Spencer Gerhardt: Ticking Stripe Book Launch
Karma Bookstore
New York, NY 10009
In conversation with painter Matt Connors and writer Philip Ording, composer and mathematician Spencer Gerhardt presents Ticking Stripe, a collection of essays linking notions of continuity and construction across the boundaries of math, minimalist music, and contemporary art. Gerhardt offers new, and deeply informed interpretations of musical minimalism and the 1960s avant-garde, viewed through the lens of trailblazing artists such as La Monte Young, Marian Zazeela, Catherine Christer Hennix, Henry Flynt, and Tony Conrad.
Ticking Stripe pairs the spirit of L. E. J. Brouwer—a mathematician who brilliantly, and controversially, sought to reconstruct the continuum in his own philosophical terms called intuitionism—with the ambitions of pioneering minimalists who combined continued constructions, idealized processes of introspection, and conceptual world-building with a host of philosophical, scientific, and spiritual concerns. Informed by his own work as a professional mathematician and composer, Gerhardt explores the depths of these disparate traditions, finding unlikely areas of commonality. Spanning more than two decades, these essays feature rich historical explorations of minimalist music, writing on contemporary art, and work in logic and algebra, all approached with clarity and technical aplomb.
Spencer Gerhardt is a composer and mathematician. His music engages constructive, introspective, and romantic traditions. For more than twenty years, Gerhardt has written solo piano music, piano-based songs, and works of minimalism. He studied raga with La Monte Young and Marian Zazeela, piano performance with Sung-Hwa Park, and has collaborated with artists such as Thomas Ankersmit and Charles Curtis. Gerhardt has a record forthcoming on Blank Forms Editions. Gerhardt is an Assistant Teaching Professor of Mathematics at the University of Southern California.

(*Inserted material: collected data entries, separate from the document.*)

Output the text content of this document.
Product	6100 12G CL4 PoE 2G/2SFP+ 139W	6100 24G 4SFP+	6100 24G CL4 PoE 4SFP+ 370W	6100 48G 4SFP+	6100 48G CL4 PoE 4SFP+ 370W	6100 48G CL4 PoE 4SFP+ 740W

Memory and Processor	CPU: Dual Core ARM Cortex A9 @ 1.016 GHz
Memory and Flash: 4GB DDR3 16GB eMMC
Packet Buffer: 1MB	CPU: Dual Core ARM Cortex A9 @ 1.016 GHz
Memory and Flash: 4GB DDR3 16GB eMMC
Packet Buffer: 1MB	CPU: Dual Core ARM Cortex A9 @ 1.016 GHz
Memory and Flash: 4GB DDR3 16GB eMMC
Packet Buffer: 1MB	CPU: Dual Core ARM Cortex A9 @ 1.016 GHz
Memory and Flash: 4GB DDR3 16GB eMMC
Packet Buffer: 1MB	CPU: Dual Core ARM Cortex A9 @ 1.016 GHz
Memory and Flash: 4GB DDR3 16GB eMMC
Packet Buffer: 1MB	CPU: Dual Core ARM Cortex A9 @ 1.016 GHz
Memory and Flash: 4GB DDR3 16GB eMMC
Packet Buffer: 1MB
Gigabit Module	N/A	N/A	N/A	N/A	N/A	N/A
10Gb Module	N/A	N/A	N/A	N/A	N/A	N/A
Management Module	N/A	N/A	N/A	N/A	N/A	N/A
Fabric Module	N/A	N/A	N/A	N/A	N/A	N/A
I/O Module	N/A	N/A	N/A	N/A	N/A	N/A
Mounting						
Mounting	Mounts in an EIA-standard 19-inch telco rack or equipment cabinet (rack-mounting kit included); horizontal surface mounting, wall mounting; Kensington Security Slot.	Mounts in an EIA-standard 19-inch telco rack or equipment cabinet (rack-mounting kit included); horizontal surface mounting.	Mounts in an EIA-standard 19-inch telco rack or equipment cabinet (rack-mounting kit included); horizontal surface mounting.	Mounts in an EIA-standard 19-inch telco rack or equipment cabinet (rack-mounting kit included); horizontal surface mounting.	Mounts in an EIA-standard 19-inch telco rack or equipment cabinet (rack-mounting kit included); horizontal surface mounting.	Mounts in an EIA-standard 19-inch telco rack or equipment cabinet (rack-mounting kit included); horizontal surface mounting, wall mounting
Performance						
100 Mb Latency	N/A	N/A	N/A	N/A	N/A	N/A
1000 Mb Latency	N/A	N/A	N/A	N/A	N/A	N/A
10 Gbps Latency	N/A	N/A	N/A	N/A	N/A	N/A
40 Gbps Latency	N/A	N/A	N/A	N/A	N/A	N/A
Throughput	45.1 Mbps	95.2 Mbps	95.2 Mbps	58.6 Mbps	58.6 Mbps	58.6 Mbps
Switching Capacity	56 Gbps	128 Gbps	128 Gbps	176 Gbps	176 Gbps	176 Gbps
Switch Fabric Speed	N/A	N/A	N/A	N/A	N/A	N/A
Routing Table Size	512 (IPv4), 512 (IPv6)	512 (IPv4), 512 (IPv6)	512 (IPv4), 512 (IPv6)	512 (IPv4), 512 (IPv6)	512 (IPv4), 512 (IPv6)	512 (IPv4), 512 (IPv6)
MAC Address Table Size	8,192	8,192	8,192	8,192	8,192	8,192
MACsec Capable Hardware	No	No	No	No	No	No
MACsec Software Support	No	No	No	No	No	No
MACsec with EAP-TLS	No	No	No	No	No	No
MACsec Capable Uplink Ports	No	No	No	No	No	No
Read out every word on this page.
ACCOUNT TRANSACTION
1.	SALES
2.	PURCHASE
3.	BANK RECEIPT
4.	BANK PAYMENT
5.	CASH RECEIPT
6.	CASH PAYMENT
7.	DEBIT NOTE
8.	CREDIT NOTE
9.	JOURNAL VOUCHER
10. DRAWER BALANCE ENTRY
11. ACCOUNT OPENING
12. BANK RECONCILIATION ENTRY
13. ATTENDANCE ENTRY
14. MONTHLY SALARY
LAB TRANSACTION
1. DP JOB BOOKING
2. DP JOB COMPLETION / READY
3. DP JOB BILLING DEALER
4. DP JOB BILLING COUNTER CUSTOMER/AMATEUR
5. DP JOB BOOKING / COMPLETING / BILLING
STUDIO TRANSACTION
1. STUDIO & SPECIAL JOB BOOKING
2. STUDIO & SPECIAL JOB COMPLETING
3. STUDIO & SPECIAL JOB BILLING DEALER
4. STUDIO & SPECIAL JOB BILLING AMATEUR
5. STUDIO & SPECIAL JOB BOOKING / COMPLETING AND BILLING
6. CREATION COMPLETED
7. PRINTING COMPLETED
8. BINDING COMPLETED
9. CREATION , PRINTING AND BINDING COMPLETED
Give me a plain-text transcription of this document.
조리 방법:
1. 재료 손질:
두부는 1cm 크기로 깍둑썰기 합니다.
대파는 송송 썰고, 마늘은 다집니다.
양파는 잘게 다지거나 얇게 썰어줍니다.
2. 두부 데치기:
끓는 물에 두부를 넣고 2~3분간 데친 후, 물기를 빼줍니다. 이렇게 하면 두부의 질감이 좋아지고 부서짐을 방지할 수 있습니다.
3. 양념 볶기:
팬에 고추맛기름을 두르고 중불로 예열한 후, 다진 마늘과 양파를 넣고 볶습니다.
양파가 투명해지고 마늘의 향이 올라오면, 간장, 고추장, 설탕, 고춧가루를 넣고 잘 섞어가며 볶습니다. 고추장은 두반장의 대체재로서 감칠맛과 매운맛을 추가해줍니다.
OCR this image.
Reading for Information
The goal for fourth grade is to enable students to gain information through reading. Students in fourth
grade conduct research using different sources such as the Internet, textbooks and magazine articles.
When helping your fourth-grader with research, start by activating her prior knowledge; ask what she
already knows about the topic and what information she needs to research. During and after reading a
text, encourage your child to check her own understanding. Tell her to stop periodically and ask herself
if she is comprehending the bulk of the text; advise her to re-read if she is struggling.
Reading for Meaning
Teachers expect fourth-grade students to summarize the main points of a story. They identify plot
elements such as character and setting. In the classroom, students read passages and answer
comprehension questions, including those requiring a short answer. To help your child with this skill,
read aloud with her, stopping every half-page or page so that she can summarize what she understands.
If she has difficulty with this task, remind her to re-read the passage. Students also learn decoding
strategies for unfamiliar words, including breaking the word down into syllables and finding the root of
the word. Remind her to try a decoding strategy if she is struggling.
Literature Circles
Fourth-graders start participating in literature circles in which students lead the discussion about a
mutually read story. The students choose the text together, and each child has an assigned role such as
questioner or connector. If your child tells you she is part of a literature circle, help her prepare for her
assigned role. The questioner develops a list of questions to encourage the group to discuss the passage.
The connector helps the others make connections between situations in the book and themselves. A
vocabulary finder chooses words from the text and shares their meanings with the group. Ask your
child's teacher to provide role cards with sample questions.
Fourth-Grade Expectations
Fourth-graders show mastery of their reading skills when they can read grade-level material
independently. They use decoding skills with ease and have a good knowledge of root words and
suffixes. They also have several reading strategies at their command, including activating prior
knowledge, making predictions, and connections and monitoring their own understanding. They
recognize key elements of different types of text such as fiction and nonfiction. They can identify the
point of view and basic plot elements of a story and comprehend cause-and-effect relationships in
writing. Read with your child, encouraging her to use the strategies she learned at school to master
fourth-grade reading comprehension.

His research focuses on algebraic groups, often viewed in connection with problems in finite group theory and representation theory. Prior to his work in algebra, he studied logic and philosophy in the Brouwerian tradition at the University of Amsterdam, where he received a Master of Science. Gerhardt has written about art and music in this context, in particular the philosophical underpinnings of minimalism.
Matt Connors (b. 1973) lives and works in New York and Los Angeles. He was included in the 2022 edition of the Whitney Biennial, Quiet as It's Kept, Whitney Museum of American Art, New York. Other institutional exhibitions include: Goldsmith CCA, London (2024); Lismore Castle, Waterford, Ireland (2022); Le Consortium, Dijon (2018); Kunstmuseum Bonn (2015); MoMA, New York (2014) Walker Art Center, Minneapolis (2013); MoMA PS1, New York (2012), Kunsthalle Düsseldorf, Germany (2011). In 2015, Matt Connors was a resident at the Chinati Foundation, Marfa, Texas. In 2012, he published the award-winning book A Bell is a Cup.
Philip Ording is an Associate Professor in the Department of Mathematics and Science at the Pratt Institute. In addition to teaching mathematics at Columbia University, the City University of New York, and Sarah Lawrence College, he has worked as a consultant in art and design studios throughout New York since 2003. He is author of the award-winning book 99 Variations on a Proof (Princeton, 2019) and coeditor of Simplicity: Ideals of Practice in Mathematics and the Arts (Springer, 2017). His research and writing appear in the American Journal of Mathematics, Journal of Knot Theory and Its Ramifications, Cabinet, Bulletins of the Serving Library, American Mathematical Society History of Mathematics series, and elsewhere.